Figure 2.

(A) Distribution of structural proteins during rBM-induced acinar morphogenesis. Confocal fluorescence images (0.2-μm optical sections) of collagen IV, β-catenin, and Ki-67 in HMECs embedded within a rBM for 3–4 days (proliferating cells; a–c), and for 7–10 days (growth-arrested acini; d–f). Coincident with growth arrest and acinar morphogenesis, HMECs deposited an organized endogenous collagen IV-rich BM (a vs. d), whereas β-catenin relocalized from the cytosol and basal plasma membrane to sites of cell–cell adhesion (b vs. e).

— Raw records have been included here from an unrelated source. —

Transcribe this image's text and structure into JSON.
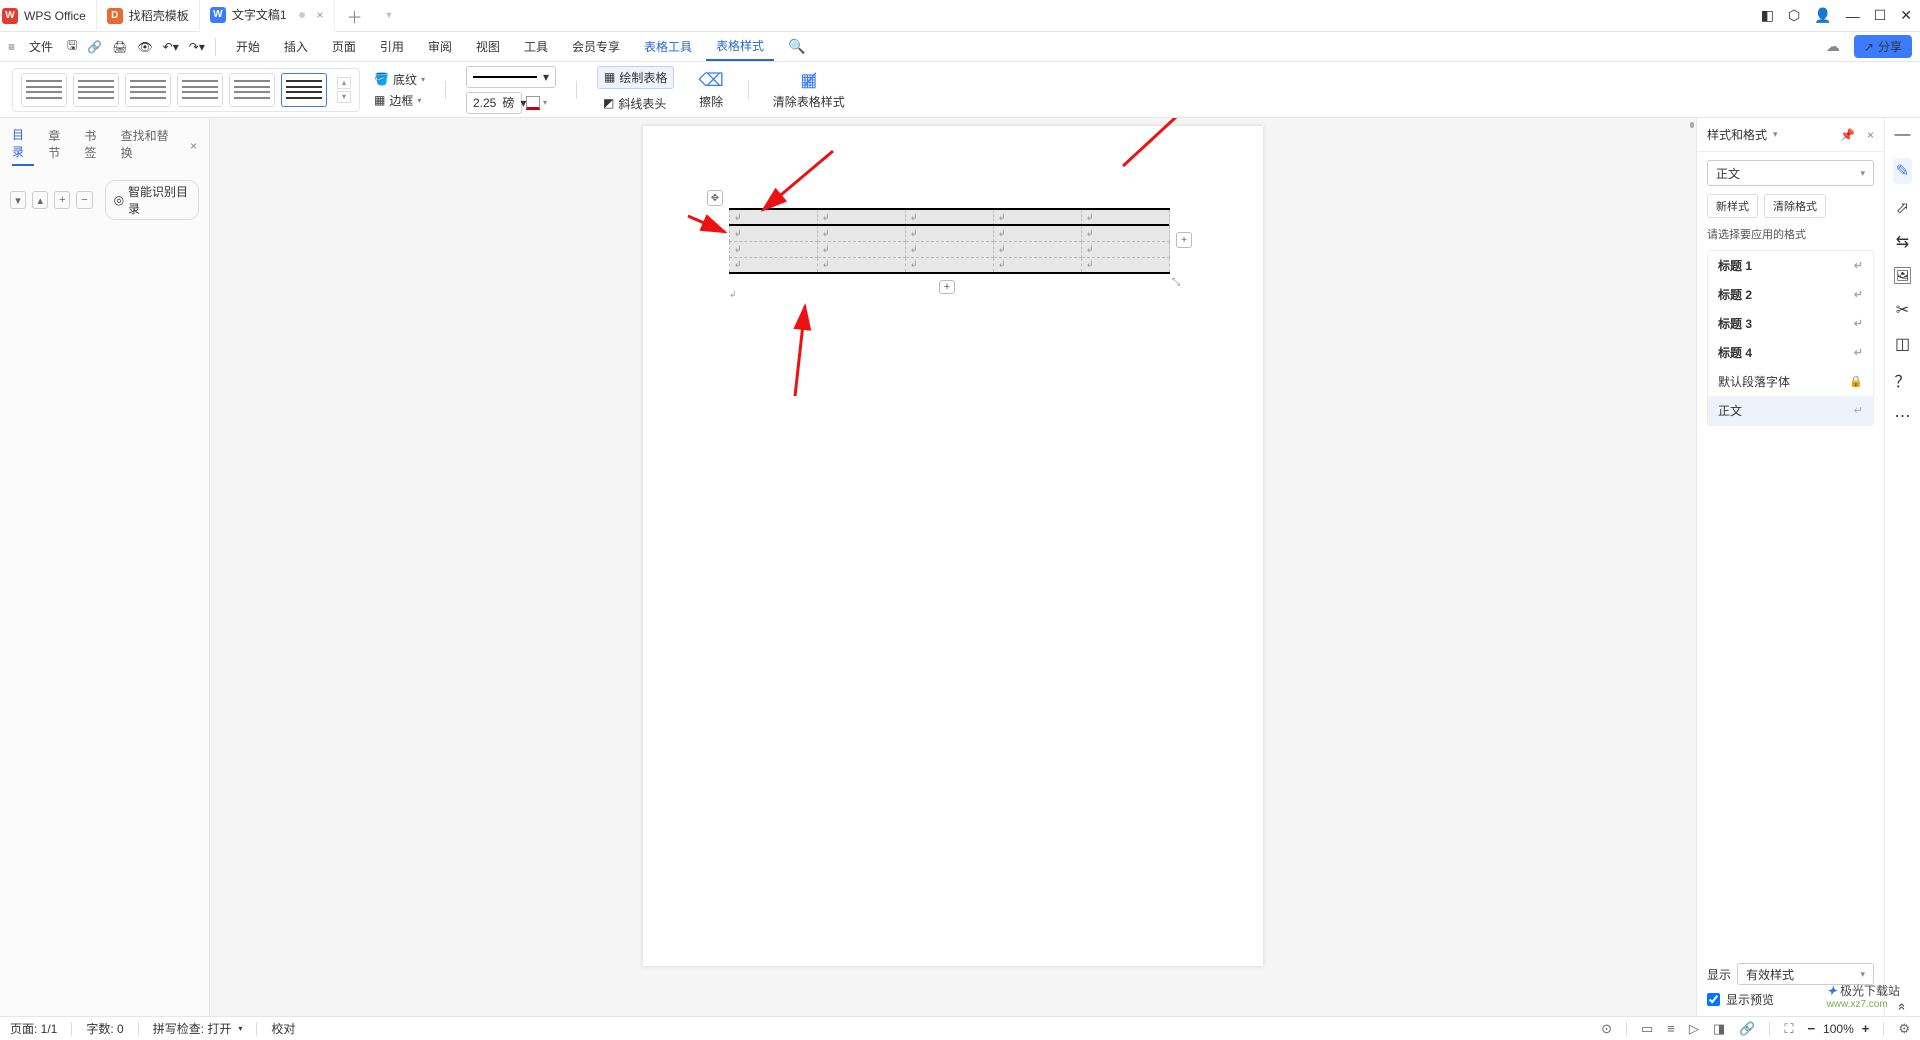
{
  "titlebar": {
    "app_name": "WPS Office",
    "tabs": [
      {
        "label": "找稻壳模板"
      },
      {
        "label": "文字文稿1"
      }
    ]
  },
  "menubar": {
    "file": "文件",
    "items": [
      "开始",
      "插入",
      "页面",
      "引用",
      "审阅",
      "视图",
      "工具",
      "会员专享",
      "表格工具",
      "表格样式"
    ]
  },
  "share_label": "分享",
  "ribbon": {
    "shading": "底纹",
    "border": "边框",
    "line_weight": "2.25",
    "line_unit": "磅",
    "draw_table": "绘制表格",
    "diag_header": "斜线表头",
    "erase": "擦除",
    "clear_style": "清除表格样式"
  },
  "left_panel": {
    "tabs": [
      "目录",
      "章节",
      "书签",
      "查找和替换"
    ],
    "smart_toc": "智能识别目录"
  },
  "right_panel": {
    "title": "样式和格式",
    "current": "正文",
    "new_style": "新样式",
    "clear_fmt": "清除格式",
    "prompt": "请选择要应用的格式",
    "styles": {
      "h1": "标题 1",
      "h2": "标题 2",
      "h3": "标题 3",
      "h4": "标题 4",
      "default_para": "默认段落字体",
      "body": "正文"
    },
    "show": "显示",
    "show_opt": "有效样式",
    "preview": "显示预览"
  },
  "statusbar": {
    "page": "页面: 1/1",
    "words": "字数: 0",
    "spell": "拼写检查: 打开",
    "proof": "校对",
    "zoom": "100%"
  },
  "watermark": {
    "a": "极光下载站",
    "b": "www.xz7.com"
  }
}
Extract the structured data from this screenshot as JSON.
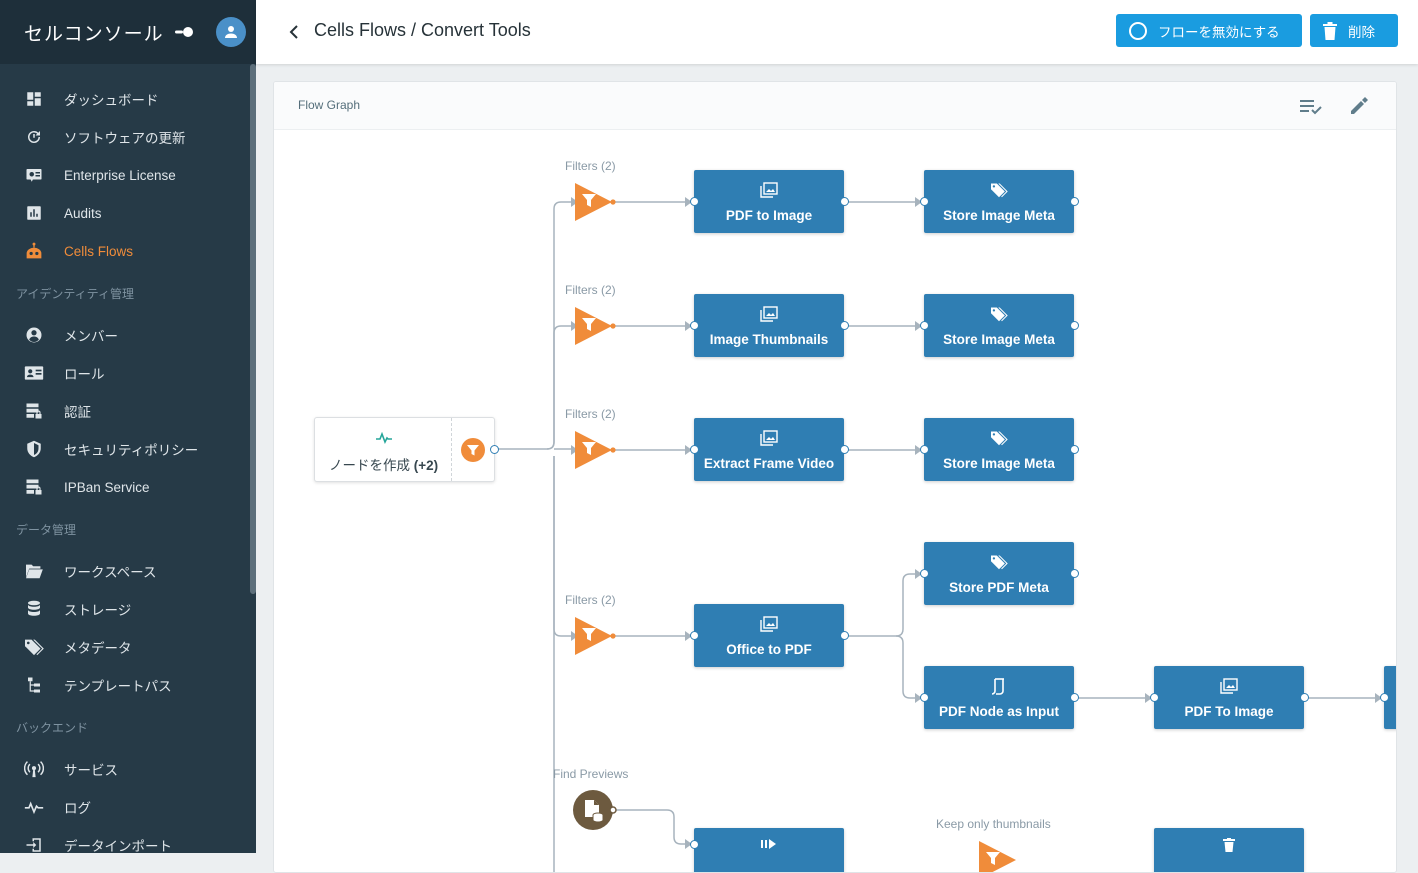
{
  "app": {
    "brand": "セルコンソール"
  },
  "colors": {
    "sidebar": "#263a47",
    "accent": "#f08c3a",
    "node": "#2f7eb3",
    "primary_button": "#1a9ce0"
  },
  "sidebar": {
    "items": [
      {
        "label": "ダッシュボード",
        "icon": "dashboard-icon",
        "active": false
      },
      {
        "label": "ソフトウェアの更新",
        "icon": "update-icon",
        "active": false
      },
      {
        "label": "Enterprise License",
        "icon": "license-icon",
        "active": false
      },
      {
        "label": "Audits",
        "icon": "chart-icon",
        "active": false
      },
      {
        "label": "Cells Flows",
        "icon": "robot-icon",
        "active": true
      }
    ],
    "section_identity": "アイデンティティ管理",
    "identity_items": [
      {
        "label": "メンバー",
        "icon": "user-circle-icon"
      },
      {
        "label": "ロール",
        "icon": "id-card-icon"
      },
      {
        "label": "認証",
        "icon": "server-lock-icon"
      },
      {
        "label": "セキュリティポリシー",
        "icon": "shield-icon"
      },
      {
        "label": "IPBan Service",
        "icon": "server-lock-icon"
      }
    ],
    "section_data": "データ管理",
    "data_items": [
      {
        "label": "ワークスペース",
        "icon": "folder-open-icon"
      },
      {
        "label": "ストレージ",
        "icon": "database-icon"
      },
      {
        "label": "メタデータ",
        "icon": "tags-icon"
      },
      {
        "label": "テンプレートパス",
        "icon": "file-tree-icon"
      }
    ],
    "section_backend": "バックエンド",
    "backend_items": [
      {
        "label": "サービス",
        "icon": "access-point-icon"
      },
      {
        "label": "ログ",
        "icon": "pulse-icon"
      },
      {
        "label": "データインポート",
        "icon": "import-icon"
      }
    ]
  },
  "header": {
    "title": "Cells Flows / Convert Tools",
    "disable_label": "フローを無効にする",
    "delete_label": "削除"
  },
  "card": {
    "title": "Flow Graph"
  },
  "graph": {
    "start_label": "ノードを作成",
    "start_count": "(+2)",
    "filter_labels": [
      "Filters (2)",
      "Filters (2)",
      "Filters (2)",
      "Filters (2)"
    ],
    "find_label": "Find Previews",
    "keep_label": "Keep only thumbnails",
    "nodes": [
      {
        "label": "PDF to Image",
        "icon": "image-multiple-icon"
      },
      {
        "label": "Store Image Meta",
        "icon": "tags-icon"
      },
      {
        "label": "Image Thumbnails",
        "icon": "image-multiple-icon"
      },
      {
        "label": "Store Image Meta",
        "icon": "tags-icon"
      },
      {
        "label": "Extract Frame Video",
        "icon": "image-multiple-icon"
      },
      {
        "label": "Store Image Meta",
        "icon": "tags-icon"
      },
      {
        "label": "Store PDF Meta",
        "icon": "tags-icon"
      },
      {
        "label": "Office to PDF",
        "icon": "image-multiple-icon"
      },
      {
        "label": "PDF Node as Input",
        "icon": "swap-icon"
      },
      {
        "label": "PDF To Image",
        "icon": "image-multiple-icon"
      },
      {
        "label": "",
        "icon": "video-icon"
      },
      {
        "label": "",
        "icon": "delete-icon"
      }
    ]
  }
}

Acinar morphogenesis was associated with cell cycle exit, as indicated by the loss of Ki-67 staining (c vs. f). (B). Spatial analysis of NuMA and splicing factor SRm160 redistribution during rBM-induced acinar morphogenesis. Confocal Texas red fluorescence images (0.2-μm optical sections) of NuMA (a–c) and double-labeled NuMA (Texas red), and fluorescein isothiocyanate (FITC) green-stained SRm160 (a′, a′′, b′, b′′, c′, and c′′) in HMT-3522 cells proliferating (a, a′, and a′′) and undergoing morphogenesis (b, b′, b′′, c, c′, and c′′) in response to a rBM. In proliferating cells, NuMA was diffusely distributed (a) and did not colocalize with SRm160 (a′ and a′′). After growth arrest, NuMA coalesced into foci of increasing size (0.2–2 μm; f) in association with the establishment of mature tissue-like structures (acini; b and c) Nine nuclei are shown in b. Only the larger NuMA foci observed in late morphogenesis fully colocalized with SRm160 (b′, b′′, c′, and c′′). (d) In the ductal and acinar HMECs of the mammary gland, in vivo, NuMA was localized in foci with a size distribution comparable to that observed in most of the HMEC nuclei of differentiating rBM cultures shown in b. (e) Western blot analysis of NuMA and Lamin B showed no difference in protein expression or size between proliferating and growth-arrested HMECs grown within rBMs. Arrows indicate nuclei. (Bars = 10 μm.)